It's amazing how a few hours of work can bring holiday cheer to an otherwise calm household. Decorating turns my normally docile family into a horde of perfectionist fiends who must have the house just so. One brother feels confetti should cover the mantle, another wants it to “flow” out from under the coach; I like it in the fireplace. Loud Christmas music is a dangerous catalyst to our frantic resolve and we move around as if we are on a reality TV show.

The best part about yesterday was setting up the tree. A few years ago, my father decided that purchasing, transporting and setting up a real pine was too much work. I personally think the decision had something to do with the average eight months it took to remove all the pine needles from the carpet after Christmas, but my father said something about having to water it every morning. Our last real tree was unceremoniously dumped by the side of the road and my brothers and I watched mournfully as the garbage man hoisted it into the compactor and drove away.

There was a certain quiet in our house after the last pine left; somehow, we felt, a fake tree would never quite cut it. The tree is a symbol of Christmas. And a fake sign of a symbol of a real event rings hollow.

By the time the next year rolled around I had forgotten all about the real pine and put up no protest when we visited our first specialty fake tree boutique (actually it was Wal-Mart). We ended up getting a spring loaded “tree” that opened up like an umbrella. The product – we purchased “heirloom strength” – was guaranteed to unfurl at least 20 times, theoretically lasting more than 20 Christmases. Unfortunately, I opened the new fangled thing at least that many times while trying to figure out how to put it up the first time. We ended up leaving it, in all its heirloom strength fakery, on the sidewalk after the holiday, just like a normal tree – an expensive spring loaded plastic normal tree.

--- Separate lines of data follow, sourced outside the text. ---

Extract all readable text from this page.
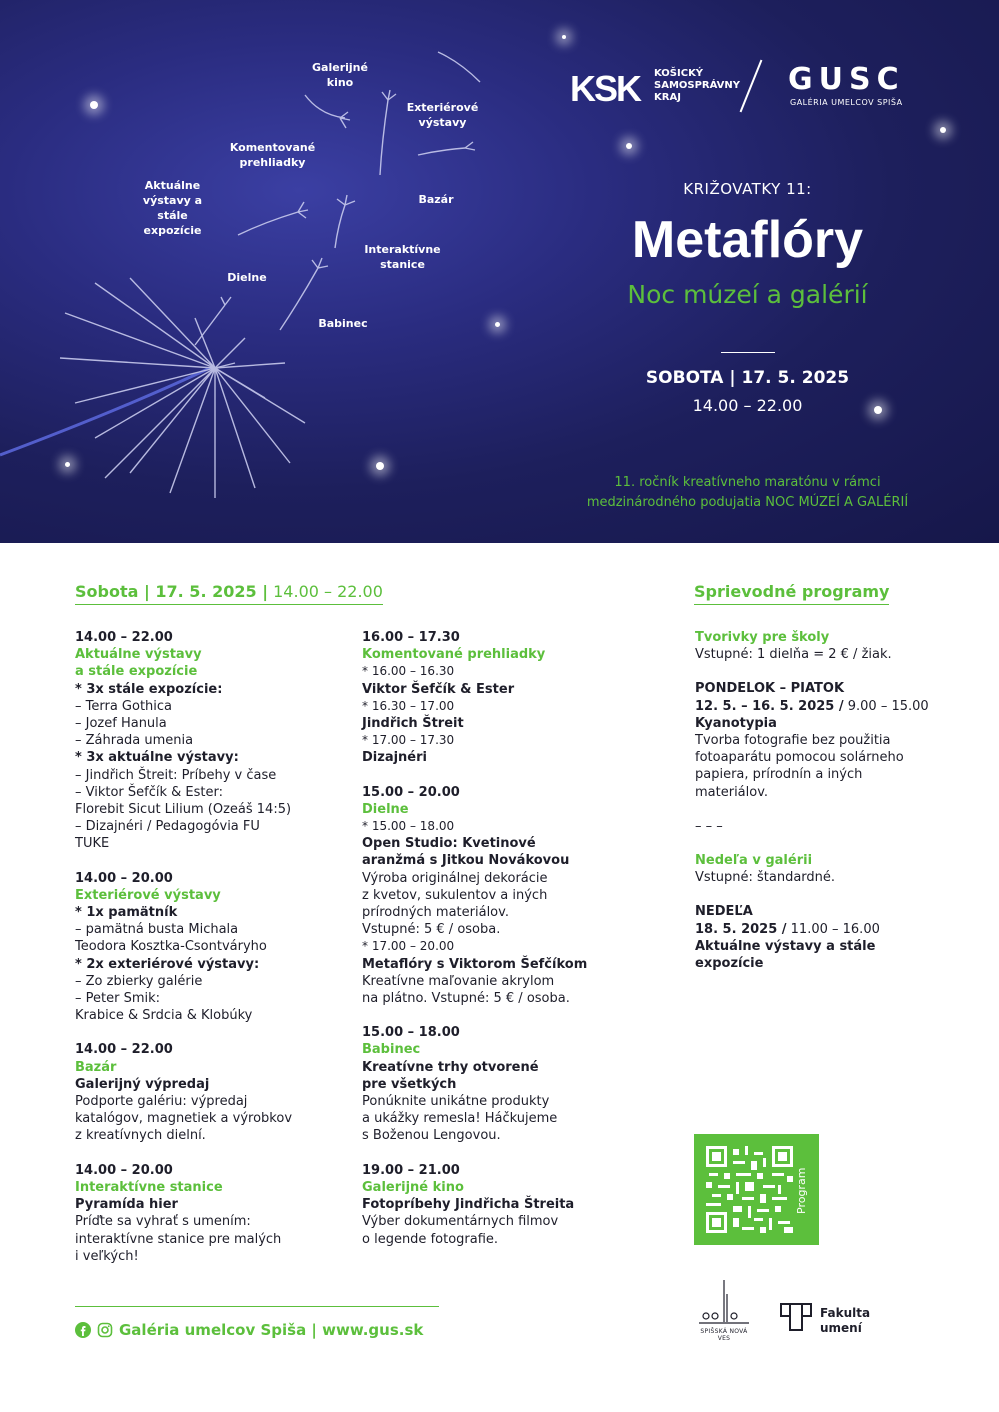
Galerijné kino
Exteriérové výstavy
Komentované prehliadky
Aktuálne výstavy a stále expozície
Bazár
Interaktívne stanice
Dielne
Babinec
KSK KOŠICKÝ
SAMOSPRÁVNY
KRAJ
GUSC
GALÉRIA UMELCOV SPIŠA
KRIŽOVATKY 11:
Metaflóry
Noc múzeí a galérií
SOBOTA | 17. 5. 2025
14.00 – 22.00
11. ročník kreatívneho maratónu v rámci
medzinárodného podujatia NOC MÚZEÍ A GALÉRIÍ
Sobota | 17. 5. 2025 | 14.00 – 22.00
14.00 – 22.00
Aktuálne výstavy
a stále expozície
* 3x stále expozície:
– Terra Gothica
– Jozef Hanula
– Záhrada umenia
* 3x aktuálne výstavy:
– Jindřich Štreit: Príbehy v čase
– Viktor Šefčík & Ester:
Florebit Sicut Lilium (Ozeáš 14:5)
– Dizajnéri / Pedagogóvia FU
TUKE
14.00 – 20.00
Exteriérové výstavy
* 1x pamätník
– pamätná busta Michala
Teodora Kosztka-Csontváryho
* 2x exteriérové výstavy:
– Zo zbierky galérie
– Peter Smik:
Krabice & Srdcia & Klobúky
14.00 – 22.00
Bazár
Galerijný výpredaj
Podporte galériu: výpredaj
katalógov, magnetiek a výrobkov
z kreatívnych dielní.
14.00 – 20.00
Interaktívne stanice
Pyramída hier
Príďte sa vyhrať s umením:
interaktívne stanice pre malých
i veľkých!
16.00 – 17.30
Komentované prehliadky
* 16.00 – 16.30
Viktor Šefčík & Ester
* 16.30 – 17.00
Jindřich Štreit
* 17.00 – 17.30
Dizajnéri
15.00 – 20.00
Dielne
* 15.00 – 18.00
Open Studio: Kvetinové
aranžmá s Jitkou Novákovou
Výroba originálnej dekorácie
z kvetov, sukulentov a iných
prírodných materiálov.
Vstupné: 5 € / osoba.
* 17.00 – 20.00
Metaflóry s Viktorom Šefčíkom
Kreatívne maľovanie akrylom
na plátno. Vstupné: 5 € / osoba.
15.00 – 18.00
Babinec
Kreatívne trhy otvorené
pre všetkých
Ponúknite unikátne produkty
a ukážky remesla! Háčkujeme
s Boženou Lengovou.
19.00 – 21.00
Galerijné kino
Fotopríbehy Jindřicha Štreita
Výber dokumentárnych filmov
o legende fotografie.
Sprievodné programy
Tvorivky pre školy
Vstupné: 1 dielňa = 2 € / žiak.
PONDELOK – PIATOK
12. 5. – 16. 5. 2025 / 9.00 – 15.00
Kyanotypia
Tvorba fotografie bez použitia
fotoaparátu pomocou solárneho
papiera, prírodnín a iných
materiálov.
– – –
Nedeľa v galérii
Vstupné: štandardné.
NEDEĽA
18. 5. 2025 / 11.00 – 16.00
Aktuálne výstavy a stále
expozície
Program
SPIŠSKÁ NOVÁ VES
Fakulta
umení
Galéria umelcov Spiša | www.gus.sk
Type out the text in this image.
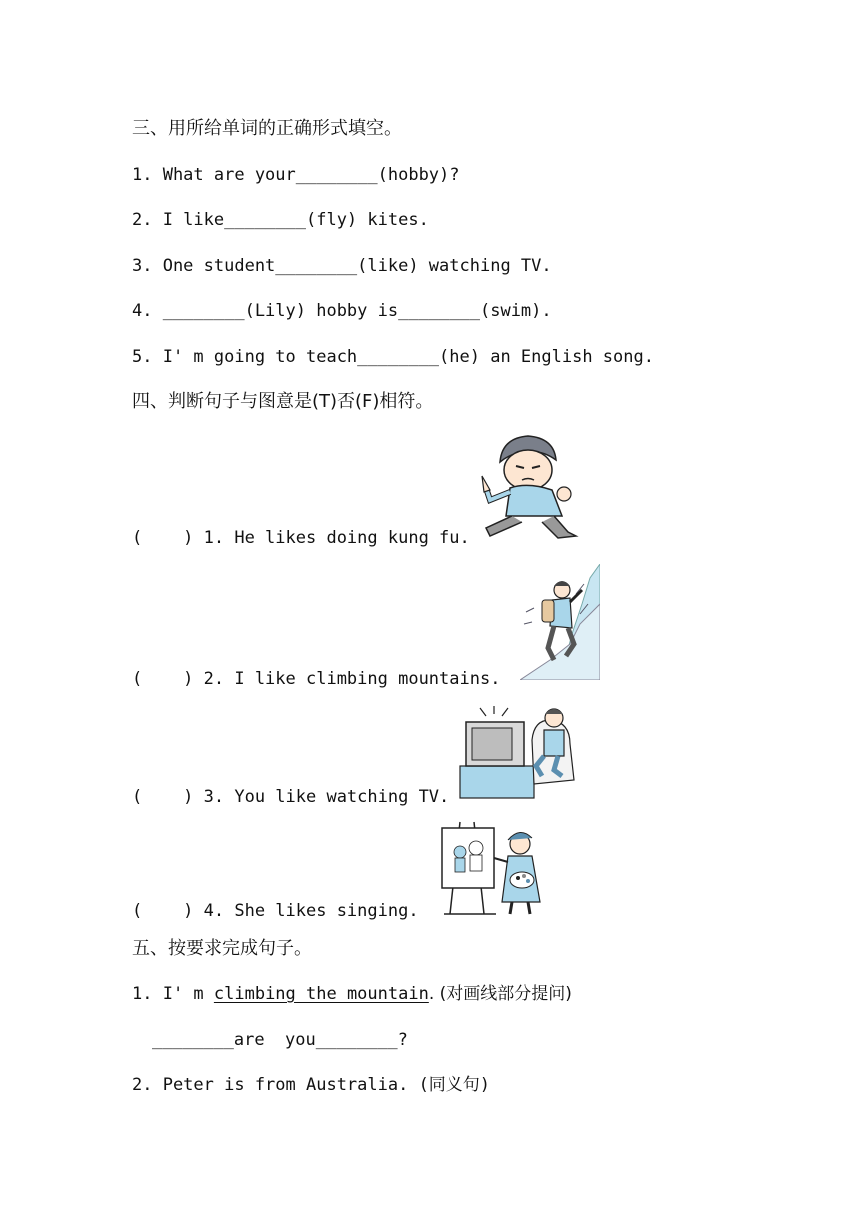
三、用所给单词的正确形式填空。
1. What are your________(hobby)?
2. I like________(fly) kites.
3. One student________(like) watching TV.
4. ________(Lily) hobby is________(swim).
5. I' m going to teach________(he) an English song.
四、判断句子与图意是(T)否(F)相符。
(    ) 1. He likes doing kung fu.
(    ) 2. I like climbing mountains.
(    ) 3. You like watching TV.
(    ) 4. She likes singing.
五、按要求完成句子。
1. I' m climbing the mountain. (对画线部分提问)
________are  you________?
2. Peter is from Australia. (同义句)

The next year we looked into miniature trees. These are exceptionally small fake trees that look like the victims of a terrible birth defect. “Miniatures” are wrapped in red to hide their pitiful roots and are infused with a pine scent that usually turns into the smell of a happy meal forty-eight hours after purchase. Unfortunately, but they are too small to hold many ornaments. The one we got was artistically titled “Petit Noël” and came “pre-lighted.” It was also covered in “snow,” tiny shards of white plastic that, if viewed from blurred eyes at a distance, looked like cat litter. So many people guests in our house were curious where our tree was and, after pointing several times to the ugly pile of white sitting next to the hearth, my family decided on reform.

This year we have a fake tree that takes a few minutes to set up, but looks perfectly triangular when in place. It has built in color rotating lights and a motion detector that shouts “Merry Christmas” if you get too close. The chief feature of the tree, a fancy star that only turns on as nighttime approaches, broke when we pulled it out of the box, but we imagine it works anyway and are compensated liberally by all the “Merry Christmases” the thing shouts.

We took our time, yesterday, emptying the vacuum cleaner over the tree and spreading the dust around to look like snow. The branches are stiffer on fake trees and we were able to hoist large quantities of grime on the greenery before they began to sag.

I learned something about Christmas doing all this decorating: It really doesn’t matter what you put on the walls or how you remember Christ’s birth; as long as the message points to the Savior and the ornaments tell the Christmas story, nobody cares if they are done “right.”

Now, as I look around the family room, it really feels like Christmas. The stockings are hung upside down to keep dust from collecting inside and the confetti burns brightly in the fireplace, but the Christmas story is evident in the crumpled ornaments on the dusty tree. I sigh happily and begin to unravel the garland that is mysteriously wound around my neck.